Does Myeloablative HSCT Impact Pulmonary Outcomes in Pediatric Patients With Sickle Cell Disease?

Myeloablative hematopoietic stem cell transplantation (HSCT) “resulted in stable pulmonary function” among pediatric patients with sickle cell disease (SCD), according to findings from a recent study.

Cynthia Joseph, MD, of Children’s Hospital Colorado, and colleagues conducted the study and published their findings in Transplantation and Cellular Therapy.

The investigators explained that it was important to explore the effects of transplantation on pulmonary function in pediatric patients because “the unique pathophysiological features of SCD contribute to widespread vascular dysfunction and end-organ damage,” which predominantly affect the pulmonary system.

Moreover, the investigators highlighted the “spectrum of chronic complications” that can affect patients in this population after transplantation, including pulmonary hypertension, asthma and recurrent acute chest syndrome. In addition, they emphasized that “access to curative therapies including hematopoietic stem cell therapy and gene therapy remains low for patients living with SCD.”

The retrospective analysis evaluated pediatric patients with SCD who underwent HSCT “at a single-center institution.” Investigators identified the baseline characteristics gathered among participants such as, age, genotype and disease severity. They analyzed disease severity “by the number and frequency of acute chest syndrome episodes and prior disease complications.”

The researchers also assessed for transplant-related variables, including pulmonary function before and after transplant, occurrence of graft-versus-host disease (GVHD), conditioning regimens and chimerism.

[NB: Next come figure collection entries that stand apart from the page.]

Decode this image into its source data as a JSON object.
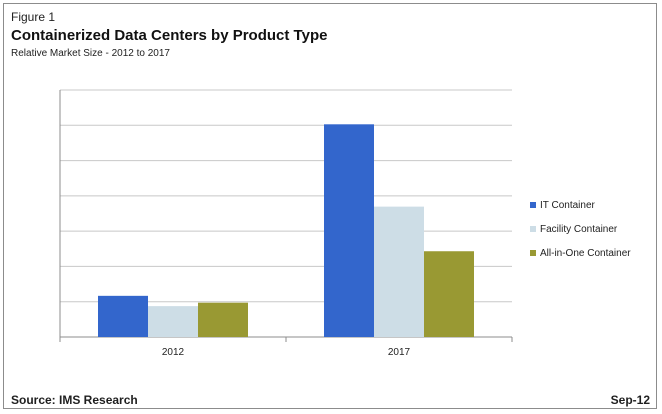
{
  "header": {
    "figure_label": "Figure 1",
    "title": "Containerized Data Centers by Product Type",
    "subtitle": "Relative Market Size - 2012 to 2017"
  },
  "footer": {
    "source": "Source: IMS Research",
    "date": "Sep-12"
  },
  "chart_data": {
    "type": "bar",
    "title": "Containerized Data Centers by Product Type",
    "subtitle": "Relative Market Size - 2012 to 2017",
    "categories": [
      "2012",
      "2017"
    ],
    "series": [
      {
        "name": "IT Container",
        "color": "#3366cc",
        "values": [
          12,
          62
        ]
      },
      {
        "name": "Facility Container",
        "color": "#cddde6",
        "values": [
          9,
          38
        ]
      },
      {
        "name": "All-in-One Container",
        "color": "#999933",
        "values": [
          10,
          25
        ]
      }
    ],
    "ylim": [
      0,
      72
    ],
    "ytick_count": 7,
    "yaxis_labels_shown": false,
    "grid": true,
    "legend": "right"
  }
}
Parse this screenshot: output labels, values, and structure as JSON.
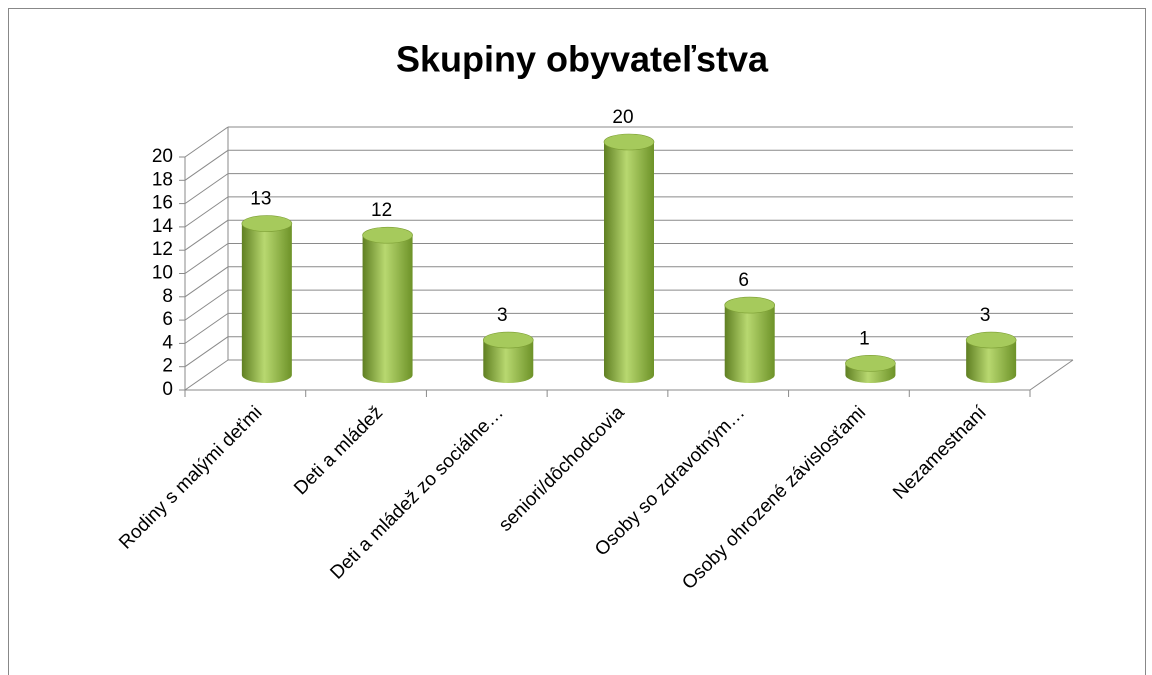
{
  "chart_data": {
    "type": "bar",
    "title": "Skupiny obyvateľstva",
    "categories": [
      "Rodiny s malými deťmi",
      "Deti a mládež",
      "Deti a mládež zo sociálne…",
      "seniori/dôchodcovia",
      "Osoby so zdravotným…",
      "Osoby ohrozené závislosťami",
      "Nezamestnaní"
    ],
    "values": [
      13,
      12,
      3,
      20,
      6,
      1,
      3
    ],
    "color": "#8db43e",
    "ylim": [
      0,
      20
    ],
    "yticks": [
      0,
      2,
      4,
      6,
      8,
      10,
      12,
      14,
      16,
      18,
      20
    ],
    "grid": true
  }
}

Pulmonary function among eligible participants (n=27) “was followed for up to three years post-transplant to evaluate long-term pulmonary outcomes and transplant-related complications.” Longitudinal assessments were also conducted during the study and included “review of imaging with CT scans and pulmonary function tests (PFTs) at defined intervals” before and after transplant.

According to the results, three patients in the cohort received gene therapy and one patient received two transplants due to graft failure. A total of four patients in the cohort “did not have baseline PFTs available due to young age.” The investigators explained that “varying degrees of lung disease along with the comorbidity of asthma were noted pre-transplant, as evidenced by PFT abnormalities and imaging findings.”

The results also showed that after transplant “pulmonary function remained stable or showed improvement in the majority of patients,” despite one patient who demonstrated “worsened pulmonary function at 1-year post-transplant, although older age at [the] time of transplant may have contributed to [a] poorer outcome.”

In reflecting on the findings, the investigators also highlighted that “no patients experienced recurrence of acute chest syndrome during the post-transplant follow-up period, even in patients with mixed chimerism.”

“Overall transplantation resulted in stable pulmonary function,” the researchers concluded. “Further research is warranted to better understand long-term organ function and to optimize outcomes in this population.”